The gravitational force, in contrast, is applied at the center of mass. The center of mass is moving at a nonzero $\vec v$ and $\vec F$ is not perpendicular, so $P=\vec F \cdot \vec v = F v \ \sin(\theta)$. So all of the work is done by gravity. The only source of kinetic energy, both linear and rotational, is the decreased PE from gravity.

Although the frictional force does provide torque it does not provide energy. That makes sense because the frictional force does not have an associated potential energy. The frictional force does convert some of the gravitational PE into rotational KE, but it does not do so by doing any work. The energy comes only from gravity.

This does not contradict the work energy theorem in any way. The net force is still related to the change in translational KE as specified by the theorem. The work energy theorem only tells you about the net force and the change in translational KE. It does not tell you anything about the work done by any individual force, even when there is only one force.

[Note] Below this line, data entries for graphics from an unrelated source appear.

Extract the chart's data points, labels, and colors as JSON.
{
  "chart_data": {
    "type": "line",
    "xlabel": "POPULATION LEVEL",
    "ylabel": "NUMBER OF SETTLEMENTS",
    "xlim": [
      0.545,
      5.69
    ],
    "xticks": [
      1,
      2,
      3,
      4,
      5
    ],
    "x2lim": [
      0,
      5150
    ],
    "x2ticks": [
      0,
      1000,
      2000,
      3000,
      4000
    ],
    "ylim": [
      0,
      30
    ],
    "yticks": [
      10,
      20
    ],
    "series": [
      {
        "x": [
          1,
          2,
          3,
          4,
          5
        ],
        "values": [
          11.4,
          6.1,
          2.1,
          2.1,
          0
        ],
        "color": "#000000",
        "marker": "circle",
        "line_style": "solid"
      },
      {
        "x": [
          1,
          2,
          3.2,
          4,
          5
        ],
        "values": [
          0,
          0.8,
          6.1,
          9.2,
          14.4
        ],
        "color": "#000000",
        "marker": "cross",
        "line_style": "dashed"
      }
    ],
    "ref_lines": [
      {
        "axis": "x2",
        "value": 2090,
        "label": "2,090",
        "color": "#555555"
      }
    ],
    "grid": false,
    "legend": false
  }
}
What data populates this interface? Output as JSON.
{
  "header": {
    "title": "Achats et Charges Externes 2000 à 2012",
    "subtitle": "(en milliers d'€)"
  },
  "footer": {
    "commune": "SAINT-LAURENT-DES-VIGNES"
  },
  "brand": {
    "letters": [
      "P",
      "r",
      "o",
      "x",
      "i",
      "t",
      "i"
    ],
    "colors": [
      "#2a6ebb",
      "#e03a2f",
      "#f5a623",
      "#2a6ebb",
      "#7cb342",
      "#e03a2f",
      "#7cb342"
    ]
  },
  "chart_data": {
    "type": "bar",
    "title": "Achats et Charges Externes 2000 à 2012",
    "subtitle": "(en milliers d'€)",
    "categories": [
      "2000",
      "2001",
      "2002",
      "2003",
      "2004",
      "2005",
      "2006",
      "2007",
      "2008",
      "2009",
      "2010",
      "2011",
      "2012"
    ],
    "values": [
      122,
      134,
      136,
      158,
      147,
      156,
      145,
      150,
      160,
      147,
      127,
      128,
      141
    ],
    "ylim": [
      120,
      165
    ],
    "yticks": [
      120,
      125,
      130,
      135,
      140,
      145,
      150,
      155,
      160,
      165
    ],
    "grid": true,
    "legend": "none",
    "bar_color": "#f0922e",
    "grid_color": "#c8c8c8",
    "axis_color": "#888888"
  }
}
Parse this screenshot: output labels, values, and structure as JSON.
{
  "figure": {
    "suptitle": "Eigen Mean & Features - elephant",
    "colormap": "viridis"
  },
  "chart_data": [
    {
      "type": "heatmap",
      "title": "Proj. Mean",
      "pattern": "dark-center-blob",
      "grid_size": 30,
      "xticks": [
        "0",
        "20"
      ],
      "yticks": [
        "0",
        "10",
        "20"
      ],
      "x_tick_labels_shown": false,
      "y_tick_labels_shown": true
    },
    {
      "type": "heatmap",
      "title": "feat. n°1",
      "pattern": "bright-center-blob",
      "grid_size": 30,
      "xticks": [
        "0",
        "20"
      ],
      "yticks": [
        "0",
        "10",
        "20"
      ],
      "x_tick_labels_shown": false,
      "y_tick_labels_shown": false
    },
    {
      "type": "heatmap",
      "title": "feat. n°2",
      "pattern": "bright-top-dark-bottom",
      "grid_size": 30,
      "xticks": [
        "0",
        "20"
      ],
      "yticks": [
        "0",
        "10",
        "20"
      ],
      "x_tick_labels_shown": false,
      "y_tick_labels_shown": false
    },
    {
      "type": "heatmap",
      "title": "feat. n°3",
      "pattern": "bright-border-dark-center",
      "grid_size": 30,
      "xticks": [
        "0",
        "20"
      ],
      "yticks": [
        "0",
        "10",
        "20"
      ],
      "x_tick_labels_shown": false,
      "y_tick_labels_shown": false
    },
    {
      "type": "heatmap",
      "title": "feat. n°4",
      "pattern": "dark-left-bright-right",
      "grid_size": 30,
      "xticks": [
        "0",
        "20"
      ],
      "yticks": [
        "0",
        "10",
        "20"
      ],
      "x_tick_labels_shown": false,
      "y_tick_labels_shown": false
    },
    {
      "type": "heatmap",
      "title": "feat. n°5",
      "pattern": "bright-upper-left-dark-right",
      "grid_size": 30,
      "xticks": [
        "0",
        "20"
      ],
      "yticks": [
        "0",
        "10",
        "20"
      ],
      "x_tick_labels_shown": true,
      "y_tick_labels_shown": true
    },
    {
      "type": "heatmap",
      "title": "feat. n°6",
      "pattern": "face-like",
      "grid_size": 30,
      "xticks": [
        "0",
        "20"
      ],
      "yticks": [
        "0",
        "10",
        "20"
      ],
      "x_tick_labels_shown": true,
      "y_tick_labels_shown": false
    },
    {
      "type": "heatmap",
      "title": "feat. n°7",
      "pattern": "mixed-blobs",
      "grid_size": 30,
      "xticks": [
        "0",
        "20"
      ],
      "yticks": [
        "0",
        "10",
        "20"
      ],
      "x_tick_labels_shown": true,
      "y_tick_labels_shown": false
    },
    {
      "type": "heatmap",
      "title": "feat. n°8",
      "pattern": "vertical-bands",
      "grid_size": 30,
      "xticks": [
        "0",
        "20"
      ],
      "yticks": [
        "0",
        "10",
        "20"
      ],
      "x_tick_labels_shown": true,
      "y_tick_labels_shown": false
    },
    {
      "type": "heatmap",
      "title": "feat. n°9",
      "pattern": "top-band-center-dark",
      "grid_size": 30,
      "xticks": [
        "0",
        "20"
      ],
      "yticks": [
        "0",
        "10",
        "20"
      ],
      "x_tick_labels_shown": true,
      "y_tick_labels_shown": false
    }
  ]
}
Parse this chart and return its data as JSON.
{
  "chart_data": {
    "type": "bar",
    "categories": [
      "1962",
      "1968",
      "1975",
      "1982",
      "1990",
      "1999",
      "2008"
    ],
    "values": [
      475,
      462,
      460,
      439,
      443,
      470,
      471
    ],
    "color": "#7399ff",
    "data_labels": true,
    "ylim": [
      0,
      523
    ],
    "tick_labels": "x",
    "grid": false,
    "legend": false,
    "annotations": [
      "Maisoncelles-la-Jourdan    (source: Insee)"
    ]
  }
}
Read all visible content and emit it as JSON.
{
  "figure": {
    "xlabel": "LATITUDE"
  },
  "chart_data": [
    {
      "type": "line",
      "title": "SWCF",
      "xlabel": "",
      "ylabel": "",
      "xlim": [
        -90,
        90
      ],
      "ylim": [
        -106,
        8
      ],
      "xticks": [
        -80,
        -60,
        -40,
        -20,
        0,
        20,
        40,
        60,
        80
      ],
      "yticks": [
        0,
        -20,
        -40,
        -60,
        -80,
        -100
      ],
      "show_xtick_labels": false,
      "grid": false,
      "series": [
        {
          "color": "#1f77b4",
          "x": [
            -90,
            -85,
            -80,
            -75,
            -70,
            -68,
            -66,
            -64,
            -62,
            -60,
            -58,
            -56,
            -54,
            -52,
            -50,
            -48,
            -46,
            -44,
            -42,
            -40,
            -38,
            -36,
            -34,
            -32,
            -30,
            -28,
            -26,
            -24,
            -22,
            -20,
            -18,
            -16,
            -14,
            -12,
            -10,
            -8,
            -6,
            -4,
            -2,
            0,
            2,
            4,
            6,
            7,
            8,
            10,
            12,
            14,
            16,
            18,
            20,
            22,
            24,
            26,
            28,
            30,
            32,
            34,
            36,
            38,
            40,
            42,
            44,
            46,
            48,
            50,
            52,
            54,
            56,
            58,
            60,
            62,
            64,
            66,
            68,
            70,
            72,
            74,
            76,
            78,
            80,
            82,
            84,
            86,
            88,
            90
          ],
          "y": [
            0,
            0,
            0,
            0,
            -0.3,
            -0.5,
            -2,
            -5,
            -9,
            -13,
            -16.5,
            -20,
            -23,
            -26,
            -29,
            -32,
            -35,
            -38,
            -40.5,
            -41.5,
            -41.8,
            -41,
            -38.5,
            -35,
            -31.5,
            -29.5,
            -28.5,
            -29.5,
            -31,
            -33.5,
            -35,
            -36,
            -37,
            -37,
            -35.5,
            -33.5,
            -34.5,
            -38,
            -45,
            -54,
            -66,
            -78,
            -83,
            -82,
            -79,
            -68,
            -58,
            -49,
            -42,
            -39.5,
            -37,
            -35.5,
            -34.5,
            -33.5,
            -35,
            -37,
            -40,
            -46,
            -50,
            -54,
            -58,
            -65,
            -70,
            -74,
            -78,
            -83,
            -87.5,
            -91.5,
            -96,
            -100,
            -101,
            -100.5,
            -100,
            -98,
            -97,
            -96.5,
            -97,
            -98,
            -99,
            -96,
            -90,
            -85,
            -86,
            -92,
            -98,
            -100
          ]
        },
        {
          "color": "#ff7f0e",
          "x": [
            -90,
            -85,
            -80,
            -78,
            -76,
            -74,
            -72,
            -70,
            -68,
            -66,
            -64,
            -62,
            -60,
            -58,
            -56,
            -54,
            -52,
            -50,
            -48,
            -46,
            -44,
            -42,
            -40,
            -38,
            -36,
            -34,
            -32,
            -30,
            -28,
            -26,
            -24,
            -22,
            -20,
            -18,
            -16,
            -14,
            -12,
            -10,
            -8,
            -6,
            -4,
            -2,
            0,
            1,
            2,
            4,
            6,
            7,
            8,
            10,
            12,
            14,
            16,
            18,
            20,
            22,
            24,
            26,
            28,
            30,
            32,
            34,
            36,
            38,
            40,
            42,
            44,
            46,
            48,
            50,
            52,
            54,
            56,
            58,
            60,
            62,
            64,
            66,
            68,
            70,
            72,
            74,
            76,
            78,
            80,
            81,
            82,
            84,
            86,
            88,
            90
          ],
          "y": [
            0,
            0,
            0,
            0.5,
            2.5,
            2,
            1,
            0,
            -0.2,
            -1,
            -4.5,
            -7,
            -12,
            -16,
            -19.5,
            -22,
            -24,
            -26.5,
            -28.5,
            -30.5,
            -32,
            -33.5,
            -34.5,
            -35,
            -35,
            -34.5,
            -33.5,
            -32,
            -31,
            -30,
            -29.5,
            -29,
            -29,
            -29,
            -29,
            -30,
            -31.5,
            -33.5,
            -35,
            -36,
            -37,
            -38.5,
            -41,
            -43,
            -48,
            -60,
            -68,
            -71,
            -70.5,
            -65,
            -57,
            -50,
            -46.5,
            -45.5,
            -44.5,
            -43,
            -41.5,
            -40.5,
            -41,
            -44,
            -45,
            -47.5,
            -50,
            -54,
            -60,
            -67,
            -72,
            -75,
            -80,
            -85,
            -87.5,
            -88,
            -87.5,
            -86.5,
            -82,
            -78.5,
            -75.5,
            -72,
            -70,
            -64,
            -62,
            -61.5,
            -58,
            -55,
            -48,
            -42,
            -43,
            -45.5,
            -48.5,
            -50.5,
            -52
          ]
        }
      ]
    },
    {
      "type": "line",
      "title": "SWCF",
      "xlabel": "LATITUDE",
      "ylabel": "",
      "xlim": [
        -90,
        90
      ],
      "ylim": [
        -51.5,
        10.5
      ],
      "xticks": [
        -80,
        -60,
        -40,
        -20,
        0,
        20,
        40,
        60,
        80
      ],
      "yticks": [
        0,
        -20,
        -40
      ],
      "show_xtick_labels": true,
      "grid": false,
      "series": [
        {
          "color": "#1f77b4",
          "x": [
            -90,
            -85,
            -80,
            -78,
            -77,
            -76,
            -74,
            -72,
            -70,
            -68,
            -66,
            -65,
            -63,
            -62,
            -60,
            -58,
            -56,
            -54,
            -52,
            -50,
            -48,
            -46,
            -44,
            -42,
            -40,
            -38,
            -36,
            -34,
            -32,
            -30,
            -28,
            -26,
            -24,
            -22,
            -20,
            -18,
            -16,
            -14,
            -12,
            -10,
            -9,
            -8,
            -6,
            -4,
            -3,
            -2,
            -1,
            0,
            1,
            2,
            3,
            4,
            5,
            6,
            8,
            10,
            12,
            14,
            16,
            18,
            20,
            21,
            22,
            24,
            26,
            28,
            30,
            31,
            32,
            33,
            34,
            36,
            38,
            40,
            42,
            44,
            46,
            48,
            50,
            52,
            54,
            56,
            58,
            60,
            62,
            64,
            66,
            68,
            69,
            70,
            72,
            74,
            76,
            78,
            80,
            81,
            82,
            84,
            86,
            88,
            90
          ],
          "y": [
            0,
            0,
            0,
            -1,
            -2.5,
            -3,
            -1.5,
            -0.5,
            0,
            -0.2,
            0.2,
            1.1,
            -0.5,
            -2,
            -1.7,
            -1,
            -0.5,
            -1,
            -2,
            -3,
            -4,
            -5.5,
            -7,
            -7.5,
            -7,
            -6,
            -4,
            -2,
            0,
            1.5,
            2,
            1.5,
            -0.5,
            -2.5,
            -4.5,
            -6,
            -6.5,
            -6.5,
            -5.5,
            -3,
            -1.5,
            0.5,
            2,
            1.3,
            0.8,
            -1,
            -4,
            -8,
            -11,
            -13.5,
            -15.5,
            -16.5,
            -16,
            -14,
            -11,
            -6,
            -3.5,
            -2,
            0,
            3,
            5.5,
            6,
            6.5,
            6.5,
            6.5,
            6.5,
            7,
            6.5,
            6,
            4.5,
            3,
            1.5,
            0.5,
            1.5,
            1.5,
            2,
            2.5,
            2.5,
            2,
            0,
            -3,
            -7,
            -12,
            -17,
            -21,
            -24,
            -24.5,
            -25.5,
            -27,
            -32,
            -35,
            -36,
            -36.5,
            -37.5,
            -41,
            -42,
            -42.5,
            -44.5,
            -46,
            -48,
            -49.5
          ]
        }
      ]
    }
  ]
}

Any attempt to use the work energy theorem to deduce the work done by an individual force is a misuse of the theorem.

Answer 3

Yes, the track does work. You can verify that the final velocity of the ball is less than $\sqrt{2gh}$. This is because the friction force did negative work.

This is exactly what is the work-energy theorem says: The sum of the forces on an object times the displacement of the center of mass of the object is equal to the change in $\frac12 mv^2$, where $v$ is the velocity of the center of mass of the object. This is precisely what is happening here. The static friction force acts against the motion of the ball and reduces its final linear kinetic energy.

As for conservation of energy, the work done by the friction force is exactly equal to the final rotational kinetic energy of the ball. The total change in kinetic energy (linear plus rotational) is indeed equal to $mgh$. So everyone goes home happy :).